For Diggins, having dozens of classmates receive trainings benefits the community.

“It is a very important aspect in the community because there are not a lot of people who are CPR trained,” Diggins said. “People are going to benefit a lot from this.”

Diggins, meanwhile, said a person with CPR certification helped save his grandfather’s life, which made it more personal for him.

“Personally, this hit quite close to home for me.
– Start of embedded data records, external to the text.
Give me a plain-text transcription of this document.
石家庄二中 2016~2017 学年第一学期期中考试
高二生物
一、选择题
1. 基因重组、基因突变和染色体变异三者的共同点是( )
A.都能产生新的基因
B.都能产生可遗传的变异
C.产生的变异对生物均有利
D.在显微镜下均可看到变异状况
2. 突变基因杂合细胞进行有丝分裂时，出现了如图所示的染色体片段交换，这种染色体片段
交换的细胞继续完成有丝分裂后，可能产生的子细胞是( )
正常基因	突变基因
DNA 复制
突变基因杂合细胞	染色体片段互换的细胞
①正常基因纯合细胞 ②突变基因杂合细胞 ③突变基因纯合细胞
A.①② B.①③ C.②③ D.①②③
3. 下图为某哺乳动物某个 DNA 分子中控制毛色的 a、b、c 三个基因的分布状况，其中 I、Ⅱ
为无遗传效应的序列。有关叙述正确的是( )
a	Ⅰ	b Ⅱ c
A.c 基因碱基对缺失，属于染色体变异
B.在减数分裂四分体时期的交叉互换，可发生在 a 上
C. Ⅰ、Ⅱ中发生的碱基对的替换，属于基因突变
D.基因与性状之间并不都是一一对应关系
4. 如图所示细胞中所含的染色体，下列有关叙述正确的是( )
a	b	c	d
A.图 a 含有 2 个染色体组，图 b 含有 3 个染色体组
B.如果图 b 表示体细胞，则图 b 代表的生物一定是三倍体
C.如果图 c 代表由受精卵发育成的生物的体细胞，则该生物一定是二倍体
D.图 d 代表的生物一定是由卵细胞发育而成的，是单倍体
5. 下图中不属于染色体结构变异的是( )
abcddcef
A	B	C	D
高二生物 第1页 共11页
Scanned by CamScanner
My grandpa had a similar situation where he was going into cardiac arrest and there was someone nearby who knew how to do CPR, so he got saved,” Diggins said.

Stillman encourages everyone, even people in the community, to learn basic life support skills because it could pay off for someone in the future.

“I think it is a good skill everybody should know because you never know when something like a cardiac incident would happen,” Stillman said.

Everson, however, has one simple hope for students who received training on April 26.

“My sincerest wish is that any of these people who are here today never, ever use what I am teaching them,” he said. “However, in the event that someone in our community, or someone in our school, or someone in our lives goes down with cardiac arrest, we will have almost 50 people who are further trained to help their communities after today.”

School officials said a total of 48 students attended the trainings.